Storage options for a Kubernetes cluster
This article compares the storage capabilities of Amazon Elastic Kubernetes Service (Amazon EKS) and Azure Kubernetes Service (AKS) and describes the options to store workload data on AKS.
Note
This article is part of a series of articles that helps professionals who are familiar with Amazon EKS to understand Azure Kubernetes Service (AKS).

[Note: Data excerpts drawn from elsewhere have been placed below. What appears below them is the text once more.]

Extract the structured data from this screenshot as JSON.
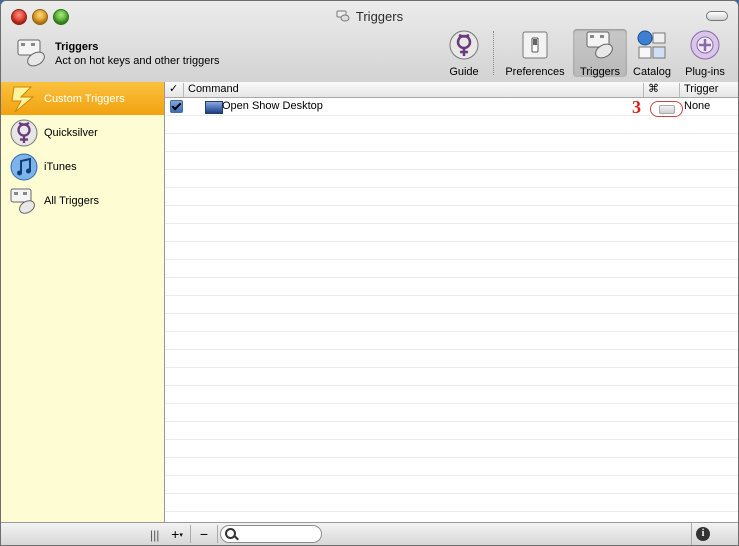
{
  "window": {
    "title": "Triggers"
  },
  "header": {
    "title": "Triggers",
    "subtitle": "Act on hot keys and other triggers"
  },
  "toolbar": {
    "items": [
      {
        "label": "Guide",
        "icon": "quicksilver-guide-icon"
      },
      {
        "label": "Preferences",
        "icon": "preferences-switch-icon"
      },
      {
        "label": "Triggers",
        "icon": "triggers-icon",
        "selected": true
      },
      {
        "label": "Catalog",
        "icon": "catalog-icon"
      },
      {
        "label": "Plug-ins",
        "icon": "plugins-icon"
      }
    ]
  },
  "sidebar": {
    "items": [
      {
        "label": "Custom Triggers",
        "icon": "lightning-icon",
        "selected": true
      },
      {
        "label": "Quicksilver",
        "icon": "quicksilver-icon"
      },
      {
        "label": "iTunes",
        "icon": "itunes-icon"
      },
      {
        "label": "All Triggers",
        "icon": "triggers-icon"
      }
    ]
  },
  "table": {
    "columns": {
      "enabled": "✓",
      "command": "Command",
      "key": "⌘",
      "trigger": "Trigger"
    },
    "rows": [
      {
        "enabled": true,
        "command": "Open Show Desktop",
        "trigger": "None"
      }
    ]
  },
  "annotation": {
    "label": "3",
    "color": "#d2201b"
  },
  "bottombar": {
    "add": "+",
    "add_menu": "▾",
    "remove": "−",
    "grip": "|||",
    "info": "i",
    "search_placeholder": ""
  },
  "colors": {
    "sidebar_bg": "#fdfcd2",
    "selected_orange": "#f1a210"
  }
}
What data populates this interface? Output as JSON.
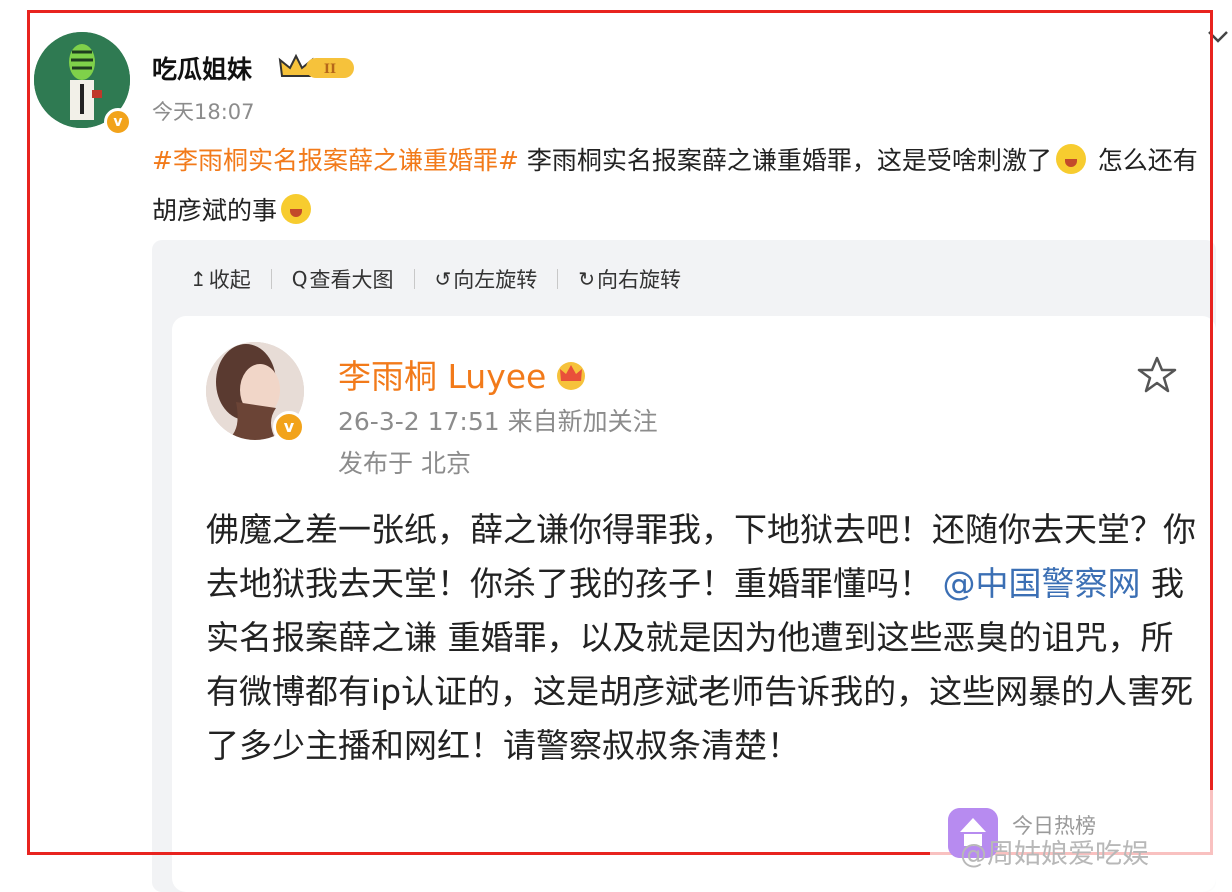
{
  "post": {
    "username": "吃瓜姐妹",
    "verified_mark": "v",
    "timestamp": "今天18:07",
    "hashtag": "#李雨桐实名报案薛之谦重婚罪#",
    "text_before_emoji": " 李雨桐实名报案薛之谦重婚罪，这是受啥刺激了",
    "text_after_emoji": " 怎么还有胡彦斌的事"
  },
  "toolbar": {
    "collapse_icon": "↥",
    "collapse_label": "收起",
    "view_large_icon": "Q",
    "view_large_label": "查看大图",
    "rotate_left_icon": "↺",
    "rotate_left_label": "向左旋转",
    "rotate_right_icon": "↻",
    "rotate_right_label": "向右旋转"
  },
  "embedded_post": {
    "username": "李雨桐 Luyee",
    "verified_mark": "v",
    "meta_time_source": "26-3-2 17:51  来自新加关注",
    "meta_location": "发布于 北京",
    "body_part1": "佛魔之差一张纸，薛之谦你得罪我，下地狱去吧！还随你去天堂？你去地狱我去天堂！你杀了我的孩子！重婚罪懂吗！",
    "mention": "@中国警察网",
    "body_part2": " 我实名报案薛之谦 重婚罪，以及就是因为他遭到这些恶臭的诅咒，所有微博都有ip认证的，这是胡彦斌老师告诉我的，这些网暴的人害死了多少主播和网红！请警察叔叔条清楚！"
  },
  "watermark": {
    "title": "今日热榜",
    "handle": "@周姑娘爱吃娱"
  },
  "icons": {
    "crown_badge": "crown-level-icon",
    "favorite": "star-icon",
    "more": "chevron-down-icon"
  },
  "colors": {
    "frame_border": "#e8231f",
    "hashtag": "#f27a1a",
    "mention": "#3b6fb4",
    "secondary_text": "#8c8c8c",
    "verified_badge": "#f2a31b"
  }
}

Amazon EKS storage options
In Amazon EKS, after Kubernetes version 1.11, the cluster has a default StorageClass called gp2
for persistent volume claims. Administrators can add drivers to define more storage classes, such as:
- Amazon EBS CSI driver as an Amazon EKS add-on
- Amazon EBS CSI self-managed add-on
- Amazon EFS CSI driver
- Amazon FSx for Lustre CSI driver
- Amazon FSx for NetApp ONTAP CSI driver
By adding drivers and storage classes, you can use storage services such as:
Amazon Elastic Block Store (Amazon EBS), a block-level storage solution used with Amazon Elastic Compute Cloud (EC2) instances to store persistent data. This service is similar to Azure Disk Storage, which has several SKUs like Standard SSD, Premium SSD, or Ultra Disk Storage, depending on needed performance.
Amazon Elastic File System (Amazon EFS) , which provides network filesystem access to external file systems that can be shared across instances. The equivalent Azure solution is Azure Files and Azure Files Premium with both Server Message Block (SMB) 3.0 and NFS access.
Lustre, an open-source file system commonly used in high-performance computing (HPC). In Azure, you can use Ultra Disk Storage or Azure HPC Cache for workloads where speed matters, such as machine learning and HPC.
NetApp ONTAP, fully managed ONTAP shared storage in Amazon Web Services (AWS). Azure NetApp Files is a similar file storage service in Azure built on NetApp technology.
AKS storage options
Each AKS cluster includes the following pre-created storage classes by default:
- The default storage class,
managed-csi
, uses Disk Storage Standard SSD. Standard SSD is a cost-effective storage option optimized for workloads that need consistent performance at lower input-output operations per second (IOPS). - The
managed-csi-premium
class uses Disk Storage Premium SSD managed disks. - The
azurefile-csi
class uses Azure Files to provide concurrent shared access to the same storage volume, using SMB or NFS. - The
azurefile-csi-premium
class uses Azure Files Premium for file shares with IOPS-intensive workloads. Azure Files Premium provides low latency and high throughput backed by SSD storage.
You can extend these options by adding other storage classes and integrating with other available storage solutions, such as:
- Ultra Disk Storage
- Azure NetApp Files
- HPC Cache
- NFS server
- Third-party storage solutions
Azure Disk Storage
By default, an AKS cluster comes with pre-created managed-csi
and managed-csi-premium
storage classes that use Disk Storage. Similar to Amazon EBS, these classes create a managed disk or block device that's attached to the node for pod access.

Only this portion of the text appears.